The prospects for social reorganisation that can be imagined from the current health crisis are enormous. We have, therefore, decided to focus on Europe, about which we are much more certain than we are about the rest of the world. But certain trends of transformation will be the same everywhere.
Governance: strengthening regional and global policy coordination bodies – In the 2010s, the “populists” took over the technocracies of the 90s and 2000s, once again linking governance to the concerns of “the people”. That said, they still aren’t at the right level of power and, for at least a year, we have been analysing a transfer of their political agendas to supra-national levels. By affecting all economies without exception, COVID-19 considerably reinforces the relevance of the “major levels” of decision and action – much more surely than the migration crisis, for example, which led most EU countries only to pass the responsibilities on to border areas (Greece, Italy, Bulgaria, Spain); or the terrorist crisis, whose federating potential was ethically dangerous. The virus has a great quality: it is a “humanist”. Although the Chinese and Americans are starting to cast aspersions on one another each accusing the other of being at the origin of the problem, whether men, women, gays, heterosexuals, Jews, Arabs etc., the virus itself puts us all in the same bag. [1]

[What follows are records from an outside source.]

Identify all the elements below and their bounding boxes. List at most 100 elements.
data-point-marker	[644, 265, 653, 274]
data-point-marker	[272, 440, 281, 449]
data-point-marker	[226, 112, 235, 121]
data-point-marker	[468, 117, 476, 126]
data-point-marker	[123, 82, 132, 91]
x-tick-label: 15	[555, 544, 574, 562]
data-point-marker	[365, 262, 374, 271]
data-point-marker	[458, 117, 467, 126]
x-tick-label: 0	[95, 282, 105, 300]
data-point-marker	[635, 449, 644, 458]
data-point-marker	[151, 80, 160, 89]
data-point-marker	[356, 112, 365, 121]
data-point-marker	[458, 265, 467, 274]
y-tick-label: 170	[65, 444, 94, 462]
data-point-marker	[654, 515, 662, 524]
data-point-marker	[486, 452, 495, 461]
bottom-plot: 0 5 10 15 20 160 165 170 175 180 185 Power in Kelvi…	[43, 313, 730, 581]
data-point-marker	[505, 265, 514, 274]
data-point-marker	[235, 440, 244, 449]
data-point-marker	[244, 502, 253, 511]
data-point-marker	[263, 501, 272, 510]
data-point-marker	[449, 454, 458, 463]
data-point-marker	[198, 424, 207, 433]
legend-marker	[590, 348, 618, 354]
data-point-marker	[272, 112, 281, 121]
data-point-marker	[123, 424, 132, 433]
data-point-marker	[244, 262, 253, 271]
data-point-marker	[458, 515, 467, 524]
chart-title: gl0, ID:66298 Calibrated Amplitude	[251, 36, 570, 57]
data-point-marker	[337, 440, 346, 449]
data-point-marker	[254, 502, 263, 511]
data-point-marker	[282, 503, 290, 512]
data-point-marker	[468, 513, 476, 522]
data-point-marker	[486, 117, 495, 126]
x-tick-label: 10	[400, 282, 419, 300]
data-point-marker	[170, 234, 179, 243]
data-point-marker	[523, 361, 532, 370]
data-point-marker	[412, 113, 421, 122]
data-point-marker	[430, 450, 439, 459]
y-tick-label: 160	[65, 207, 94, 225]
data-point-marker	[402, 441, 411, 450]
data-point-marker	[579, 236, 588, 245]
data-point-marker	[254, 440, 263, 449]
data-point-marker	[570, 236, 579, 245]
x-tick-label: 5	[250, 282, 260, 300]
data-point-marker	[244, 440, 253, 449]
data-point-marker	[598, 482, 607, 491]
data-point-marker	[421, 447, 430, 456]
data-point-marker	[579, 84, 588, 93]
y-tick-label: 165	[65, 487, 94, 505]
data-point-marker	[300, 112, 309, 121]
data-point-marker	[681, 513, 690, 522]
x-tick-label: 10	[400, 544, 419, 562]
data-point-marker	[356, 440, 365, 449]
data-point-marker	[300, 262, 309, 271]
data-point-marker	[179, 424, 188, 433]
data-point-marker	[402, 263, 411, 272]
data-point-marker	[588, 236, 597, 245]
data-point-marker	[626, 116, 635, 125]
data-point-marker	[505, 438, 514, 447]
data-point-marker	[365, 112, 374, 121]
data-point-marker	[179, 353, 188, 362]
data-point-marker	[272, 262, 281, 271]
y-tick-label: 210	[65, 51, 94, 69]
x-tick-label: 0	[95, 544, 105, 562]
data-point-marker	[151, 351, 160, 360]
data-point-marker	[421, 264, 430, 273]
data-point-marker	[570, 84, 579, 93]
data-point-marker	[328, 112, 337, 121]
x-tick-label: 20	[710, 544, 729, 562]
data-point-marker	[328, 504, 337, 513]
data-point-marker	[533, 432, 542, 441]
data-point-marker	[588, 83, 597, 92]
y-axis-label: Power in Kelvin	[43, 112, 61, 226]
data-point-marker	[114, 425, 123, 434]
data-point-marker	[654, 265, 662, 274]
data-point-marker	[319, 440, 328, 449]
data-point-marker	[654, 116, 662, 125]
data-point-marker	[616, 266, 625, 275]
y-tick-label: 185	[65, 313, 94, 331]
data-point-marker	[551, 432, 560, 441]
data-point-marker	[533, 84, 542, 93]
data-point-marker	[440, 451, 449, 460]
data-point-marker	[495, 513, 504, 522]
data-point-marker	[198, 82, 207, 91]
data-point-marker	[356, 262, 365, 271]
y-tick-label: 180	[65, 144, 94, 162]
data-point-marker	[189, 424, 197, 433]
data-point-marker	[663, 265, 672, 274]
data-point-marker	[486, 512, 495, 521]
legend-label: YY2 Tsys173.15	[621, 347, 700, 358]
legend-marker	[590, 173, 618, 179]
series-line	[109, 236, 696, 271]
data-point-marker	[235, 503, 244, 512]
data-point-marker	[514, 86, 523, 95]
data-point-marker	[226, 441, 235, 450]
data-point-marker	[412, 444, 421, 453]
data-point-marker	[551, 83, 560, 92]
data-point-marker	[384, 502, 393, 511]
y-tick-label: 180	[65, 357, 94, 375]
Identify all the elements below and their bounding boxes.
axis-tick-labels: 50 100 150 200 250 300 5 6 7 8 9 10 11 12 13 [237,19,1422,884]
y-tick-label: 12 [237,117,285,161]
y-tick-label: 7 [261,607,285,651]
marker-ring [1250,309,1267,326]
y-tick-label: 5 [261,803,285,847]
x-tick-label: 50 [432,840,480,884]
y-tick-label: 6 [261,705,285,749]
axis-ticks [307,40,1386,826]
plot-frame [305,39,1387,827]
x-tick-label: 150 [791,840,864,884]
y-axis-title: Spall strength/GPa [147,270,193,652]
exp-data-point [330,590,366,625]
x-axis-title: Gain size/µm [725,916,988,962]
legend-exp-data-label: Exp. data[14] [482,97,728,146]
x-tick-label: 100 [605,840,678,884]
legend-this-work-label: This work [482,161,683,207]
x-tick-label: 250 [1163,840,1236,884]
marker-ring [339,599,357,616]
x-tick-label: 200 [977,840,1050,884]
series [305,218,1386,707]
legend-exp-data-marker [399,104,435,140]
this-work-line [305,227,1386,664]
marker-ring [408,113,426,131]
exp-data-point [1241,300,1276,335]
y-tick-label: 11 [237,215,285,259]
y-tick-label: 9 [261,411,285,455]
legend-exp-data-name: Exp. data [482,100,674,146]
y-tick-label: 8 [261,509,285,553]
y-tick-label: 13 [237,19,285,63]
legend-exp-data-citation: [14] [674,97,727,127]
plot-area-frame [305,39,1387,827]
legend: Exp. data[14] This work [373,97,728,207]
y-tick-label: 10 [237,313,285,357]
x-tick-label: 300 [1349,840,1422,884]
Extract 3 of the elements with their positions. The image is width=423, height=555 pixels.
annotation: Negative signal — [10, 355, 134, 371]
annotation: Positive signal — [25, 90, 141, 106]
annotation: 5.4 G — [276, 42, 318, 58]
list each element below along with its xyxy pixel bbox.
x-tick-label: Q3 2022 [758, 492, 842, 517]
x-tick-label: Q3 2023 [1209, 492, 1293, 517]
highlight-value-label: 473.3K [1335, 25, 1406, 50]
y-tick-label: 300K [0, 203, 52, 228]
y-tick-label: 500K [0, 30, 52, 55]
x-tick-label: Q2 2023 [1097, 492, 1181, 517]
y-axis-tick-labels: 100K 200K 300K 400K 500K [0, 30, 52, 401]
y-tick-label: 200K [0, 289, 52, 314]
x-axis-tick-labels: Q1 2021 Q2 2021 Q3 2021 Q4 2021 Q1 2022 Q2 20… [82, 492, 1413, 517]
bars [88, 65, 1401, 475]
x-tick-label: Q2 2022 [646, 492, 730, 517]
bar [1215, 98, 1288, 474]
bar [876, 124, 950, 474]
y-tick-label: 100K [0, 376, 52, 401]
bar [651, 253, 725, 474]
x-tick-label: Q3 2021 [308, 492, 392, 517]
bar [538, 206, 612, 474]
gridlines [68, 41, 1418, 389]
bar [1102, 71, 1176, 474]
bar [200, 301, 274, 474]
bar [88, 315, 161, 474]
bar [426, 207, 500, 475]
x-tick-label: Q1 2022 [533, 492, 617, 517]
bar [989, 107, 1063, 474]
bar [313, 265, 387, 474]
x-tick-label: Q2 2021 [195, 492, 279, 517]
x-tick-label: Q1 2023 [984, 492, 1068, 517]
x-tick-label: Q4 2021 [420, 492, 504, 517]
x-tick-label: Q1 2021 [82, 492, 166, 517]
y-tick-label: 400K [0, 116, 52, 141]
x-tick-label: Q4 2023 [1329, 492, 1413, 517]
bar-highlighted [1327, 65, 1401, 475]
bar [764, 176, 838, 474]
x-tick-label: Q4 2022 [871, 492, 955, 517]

Inflation: towards a return – At the beginning of the health crisis, the much hoped for inflation receded.[2] But we don’t think this situation is set to last long or beyond the crisis. In reality, the disruption caused to supply and production chains will create a situation where production methods will become more expensive and will be forced to reorganise (knowing China has probably permanently turned part of the flow of its immense production machine back on itself) and goods will become scarcer as demand picks up again… even if oil prices remain below 50 USD/barrel. Another argument in favour of inflation is linked to the point on banks (below). Banks are loaded with reserves of liquidity from QE and it is this storage that has prevented monetary printing from producing galloping inflation.[3] If we are right, and European banks are set on a plan for the economic and financial reconstruction of the continent, this liquidity, when it comes out of their coffers, will recreate inflation. This mechanism could even carry a risk of hyperinflation, but if everything is in place to absorb this money in large modern infrastructure projects (railways, health, social, defence, AI…) as we analyse it, this trend should be contained.